Manakamana

in 66th Locarno International Film Festival

by Esther Buss

An elderly man and a little boy, filmed with a static camera, sit almost motionless in a cable car. The ride (and the single shot) continues for about ten minutes before they disappear steadily into the darkness, obviously disembarking from the cable car — a darkness that hides a cut, for out of this apparently same black image new people appear, mostly in festive clothes, also taking the car up the mountain (or later down). The destination is the Manakamana temple which lends the film its title, situated in the Gorkha district of Nepal, a sacred place of the Hindu Goddess Bhagwati. What seems to be at first sight a very formal and rigorous configuration, an exercise in duration and motionlessness and an even strangely outdated ethnographic study, soon turns out to be a very smart and also vivid transgression of the restrictions formerly established.

Manakamana by Stephanie Spray and Pacho Velez, shown at this year’s Locarno Film Festival in the Concorso Cineasti del presente section and awarded with a Golden Leopard, performs with very limited means the simultaneity of immobility and movement, between contemplation and bodily experience. Besides, there is also an unpretentious reference to the cinematic apparatus in the way Spray and Velez frame the image, repeated twelve times altogether with slight variations (sometimes the people sit with the mountain at their back; sometimes in front of them) since the large window of the cable car seems to be a screen itself, the undulating landscape passing by like a back projection.

The first full-length film by the two directors is the most recent project by the Sensory Ethnography Lab.
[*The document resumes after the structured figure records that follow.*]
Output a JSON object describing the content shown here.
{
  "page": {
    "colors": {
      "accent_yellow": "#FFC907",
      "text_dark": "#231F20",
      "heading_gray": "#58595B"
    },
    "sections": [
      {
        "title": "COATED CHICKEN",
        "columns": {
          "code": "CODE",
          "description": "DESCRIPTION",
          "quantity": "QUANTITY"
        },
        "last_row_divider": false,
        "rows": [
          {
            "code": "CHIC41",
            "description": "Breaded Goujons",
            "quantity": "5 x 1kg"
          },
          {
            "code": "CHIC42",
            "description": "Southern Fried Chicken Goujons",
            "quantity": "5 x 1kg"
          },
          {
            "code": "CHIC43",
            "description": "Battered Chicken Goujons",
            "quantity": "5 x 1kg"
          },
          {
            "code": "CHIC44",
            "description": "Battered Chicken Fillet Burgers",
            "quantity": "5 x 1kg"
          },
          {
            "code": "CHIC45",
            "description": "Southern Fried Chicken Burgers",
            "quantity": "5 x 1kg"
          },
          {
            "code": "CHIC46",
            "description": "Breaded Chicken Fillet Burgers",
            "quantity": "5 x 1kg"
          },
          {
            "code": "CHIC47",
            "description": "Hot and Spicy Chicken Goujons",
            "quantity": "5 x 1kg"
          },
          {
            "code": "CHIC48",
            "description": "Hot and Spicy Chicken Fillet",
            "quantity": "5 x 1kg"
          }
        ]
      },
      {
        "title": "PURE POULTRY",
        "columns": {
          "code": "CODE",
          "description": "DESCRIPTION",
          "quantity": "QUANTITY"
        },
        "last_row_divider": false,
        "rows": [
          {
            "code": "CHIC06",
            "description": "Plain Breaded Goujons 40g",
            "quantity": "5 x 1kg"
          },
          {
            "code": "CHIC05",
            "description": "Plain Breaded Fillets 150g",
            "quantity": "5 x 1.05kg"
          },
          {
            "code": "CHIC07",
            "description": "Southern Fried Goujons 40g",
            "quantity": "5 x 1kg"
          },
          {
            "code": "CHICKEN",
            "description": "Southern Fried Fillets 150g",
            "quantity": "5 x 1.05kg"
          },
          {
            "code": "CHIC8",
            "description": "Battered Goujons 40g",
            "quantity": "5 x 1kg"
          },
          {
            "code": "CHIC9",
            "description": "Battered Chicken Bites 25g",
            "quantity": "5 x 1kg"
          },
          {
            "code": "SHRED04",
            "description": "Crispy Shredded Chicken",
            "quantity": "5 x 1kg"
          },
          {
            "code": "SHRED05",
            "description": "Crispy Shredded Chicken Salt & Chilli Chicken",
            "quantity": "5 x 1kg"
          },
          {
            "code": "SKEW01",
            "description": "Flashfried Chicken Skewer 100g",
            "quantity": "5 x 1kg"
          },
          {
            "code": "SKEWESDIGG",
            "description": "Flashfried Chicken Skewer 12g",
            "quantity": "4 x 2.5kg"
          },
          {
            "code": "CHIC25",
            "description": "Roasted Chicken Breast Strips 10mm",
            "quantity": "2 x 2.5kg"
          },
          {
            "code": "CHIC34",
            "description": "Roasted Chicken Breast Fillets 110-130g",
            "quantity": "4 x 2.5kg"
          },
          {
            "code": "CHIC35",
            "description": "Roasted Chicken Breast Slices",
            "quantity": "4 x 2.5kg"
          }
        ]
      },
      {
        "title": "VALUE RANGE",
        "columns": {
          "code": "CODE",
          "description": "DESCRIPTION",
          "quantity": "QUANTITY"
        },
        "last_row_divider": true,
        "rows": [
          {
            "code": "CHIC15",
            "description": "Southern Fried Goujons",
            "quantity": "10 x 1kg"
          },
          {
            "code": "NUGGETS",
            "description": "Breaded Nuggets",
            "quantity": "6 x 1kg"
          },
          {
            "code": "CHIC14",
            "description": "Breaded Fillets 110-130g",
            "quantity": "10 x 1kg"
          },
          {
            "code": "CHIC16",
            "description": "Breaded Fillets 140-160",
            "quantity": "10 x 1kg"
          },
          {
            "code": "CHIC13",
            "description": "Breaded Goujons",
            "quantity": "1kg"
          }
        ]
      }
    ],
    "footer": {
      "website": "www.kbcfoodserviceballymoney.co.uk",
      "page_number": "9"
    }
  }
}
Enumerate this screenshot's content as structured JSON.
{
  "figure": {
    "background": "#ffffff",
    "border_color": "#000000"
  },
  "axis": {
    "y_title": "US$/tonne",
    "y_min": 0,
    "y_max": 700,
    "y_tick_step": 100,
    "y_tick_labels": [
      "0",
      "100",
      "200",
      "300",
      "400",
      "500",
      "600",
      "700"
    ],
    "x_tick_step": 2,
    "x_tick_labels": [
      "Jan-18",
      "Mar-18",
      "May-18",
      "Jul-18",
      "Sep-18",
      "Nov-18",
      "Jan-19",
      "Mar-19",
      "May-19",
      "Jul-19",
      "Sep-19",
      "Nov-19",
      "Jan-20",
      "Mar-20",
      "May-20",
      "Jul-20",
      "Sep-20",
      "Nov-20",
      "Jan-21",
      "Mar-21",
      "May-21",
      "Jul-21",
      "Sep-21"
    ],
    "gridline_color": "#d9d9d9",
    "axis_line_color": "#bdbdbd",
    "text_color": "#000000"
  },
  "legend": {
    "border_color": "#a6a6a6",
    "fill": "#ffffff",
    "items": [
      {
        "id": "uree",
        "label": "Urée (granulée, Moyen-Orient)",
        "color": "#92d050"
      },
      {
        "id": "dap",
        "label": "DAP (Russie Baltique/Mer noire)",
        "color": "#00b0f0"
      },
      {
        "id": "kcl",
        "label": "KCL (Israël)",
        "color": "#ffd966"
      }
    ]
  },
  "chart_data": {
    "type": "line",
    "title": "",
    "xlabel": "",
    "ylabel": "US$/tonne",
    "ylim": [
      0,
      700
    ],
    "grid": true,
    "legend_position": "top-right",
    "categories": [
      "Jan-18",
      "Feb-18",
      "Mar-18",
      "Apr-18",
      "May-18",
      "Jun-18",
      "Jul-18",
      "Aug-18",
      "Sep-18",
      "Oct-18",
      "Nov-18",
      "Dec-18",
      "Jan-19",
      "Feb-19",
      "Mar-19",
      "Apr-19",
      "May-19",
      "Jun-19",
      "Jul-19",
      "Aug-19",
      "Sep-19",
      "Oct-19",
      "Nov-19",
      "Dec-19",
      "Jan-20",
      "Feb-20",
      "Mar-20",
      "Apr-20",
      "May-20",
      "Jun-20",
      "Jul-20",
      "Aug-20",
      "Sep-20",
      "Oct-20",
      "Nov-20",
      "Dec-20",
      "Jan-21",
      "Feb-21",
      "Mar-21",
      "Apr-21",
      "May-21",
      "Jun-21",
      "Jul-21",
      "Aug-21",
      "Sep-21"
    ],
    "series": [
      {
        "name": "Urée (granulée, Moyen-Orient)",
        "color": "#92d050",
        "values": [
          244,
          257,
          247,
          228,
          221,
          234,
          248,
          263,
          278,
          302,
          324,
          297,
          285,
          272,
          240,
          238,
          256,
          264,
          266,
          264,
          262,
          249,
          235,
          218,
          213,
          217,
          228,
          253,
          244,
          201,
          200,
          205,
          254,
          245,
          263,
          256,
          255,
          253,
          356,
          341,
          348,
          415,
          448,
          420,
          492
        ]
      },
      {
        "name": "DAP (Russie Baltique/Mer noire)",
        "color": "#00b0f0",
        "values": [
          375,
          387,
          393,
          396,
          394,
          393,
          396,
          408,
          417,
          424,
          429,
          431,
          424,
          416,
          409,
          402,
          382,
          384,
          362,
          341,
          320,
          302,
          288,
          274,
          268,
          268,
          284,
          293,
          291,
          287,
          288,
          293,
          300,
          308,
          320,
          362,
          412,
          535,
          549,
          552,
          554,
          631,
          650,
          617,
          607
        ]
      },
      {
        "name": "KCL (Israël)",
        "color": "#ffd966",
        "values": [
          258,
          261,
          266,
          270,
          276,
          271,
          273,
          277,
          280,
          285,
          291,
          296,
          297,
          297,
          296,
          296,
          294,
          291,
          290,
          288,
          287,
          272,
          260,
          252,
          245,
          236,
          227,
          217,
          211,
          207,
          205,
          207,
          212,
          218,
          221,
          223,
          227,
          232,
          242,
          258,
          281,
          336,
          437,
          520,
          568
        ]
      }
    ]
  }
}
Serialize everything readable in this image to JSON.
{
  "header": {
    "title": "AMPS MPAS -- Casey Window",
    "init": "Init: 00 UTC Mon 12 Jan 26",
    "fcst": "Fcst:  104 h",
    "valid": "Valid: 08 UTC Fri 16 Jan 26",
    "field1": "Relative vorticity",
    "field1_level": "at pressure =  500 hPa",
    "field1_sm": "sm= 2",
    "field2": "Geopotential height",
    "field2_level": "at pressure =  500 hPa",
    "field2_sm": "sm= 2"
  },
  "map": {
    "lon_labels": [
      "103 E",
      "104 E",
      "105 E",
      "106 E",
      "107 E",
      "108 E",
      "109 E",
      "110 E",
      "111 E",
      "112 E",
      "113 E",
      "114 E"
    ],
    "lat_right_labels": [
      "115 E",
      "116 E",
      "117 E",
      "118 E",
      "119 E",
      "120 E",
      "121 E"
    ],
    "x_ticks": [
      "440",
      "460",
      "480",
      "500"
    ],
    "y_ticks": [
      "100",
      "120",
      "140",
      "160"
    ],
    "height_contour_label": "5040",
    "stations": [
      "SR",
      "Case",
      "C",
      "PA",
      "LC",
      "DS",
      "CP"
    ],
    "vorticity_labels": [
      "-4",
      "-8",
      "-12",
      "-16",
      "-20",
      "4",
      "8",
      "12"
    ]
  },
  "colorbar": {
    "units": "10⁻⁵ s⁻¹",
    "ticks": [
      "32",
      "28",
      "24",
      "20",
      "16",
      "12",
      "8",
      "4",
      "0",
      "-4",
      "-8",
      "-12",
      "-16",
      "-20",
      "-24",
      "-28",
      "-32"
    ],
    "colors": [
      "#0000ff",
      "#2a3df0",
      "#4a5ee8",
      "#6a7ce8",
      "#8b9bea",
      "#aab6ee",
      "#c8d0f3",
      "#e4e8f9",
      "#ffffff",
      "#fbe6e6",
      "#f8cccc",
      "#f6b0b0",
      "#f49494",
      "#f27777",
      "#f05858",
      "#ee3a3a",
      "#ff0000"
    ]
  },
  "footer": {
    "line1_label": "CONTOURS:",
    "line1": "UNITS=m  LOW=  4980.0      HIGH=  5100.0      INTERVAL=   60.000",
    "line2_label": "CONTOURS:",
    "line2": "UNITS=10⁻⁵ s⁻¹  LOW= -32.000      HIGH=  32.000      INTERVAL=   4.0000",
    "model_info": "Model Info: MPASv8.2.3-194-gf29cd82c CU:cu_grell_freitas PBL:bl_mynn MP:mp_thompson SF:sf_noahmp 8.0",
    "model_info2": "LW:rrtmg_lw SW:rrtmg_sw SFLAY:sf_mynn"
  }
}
It is produced by Lucien Castaing-Taylor and Véréna Paravel, whose aquatic horror film Leviathan stirred up the festival circuit last year. But whereas Leviathan was pure immersion and sensuality, Manakamana negotiates an inward experience as well as a look from the outside. In fact, you feel the swinging of the car, the vibration when it passes the hydraulics of the cable car supports — you even believe you sense a slightly dizziness and a vague pressure on one’s ear while rapidly gaining altitude. At the same time Manakamana offers twelve portraits of different people or pilgrims — alone, in pairs, in a trio; native people, tourists and also a transport car with goats among them — which only on the sidelines touches the realms of ethnography. Indeed their subjects are first and foremost just people who arouse interest because of their facial features, looks, gestures and casual habits. Gradually the film is filled with (ethnographic) history: there are comments on the changes of the environment, the history of the site, its ritualistic background (hence the animals, the chicken, the goats… I hope not the baby cat too?) A wise-looking woman tells two other female pilgrims about the legend of the Manakamana Goddess; also, you learn that the trip to the mountain took three days before the cable car was built and that there was not much of a rural structure some years ago. But most of the time Manakamana catches the pure present, and small narratives take shape: three long-haired young men in black metal T-shirts, each of them equipped with a digital camera, take pictures of themselves and each other in various arrangements; an American backpacker girl worries about not fulfilling the demands of daily diary writing while scribbling something in a notebook; two women, apparently amused, are struggling with their melting ice-cream. It is above all these light and effortless moments that make Manakamana a beautiful and pleasurable journey to participate in and to watch.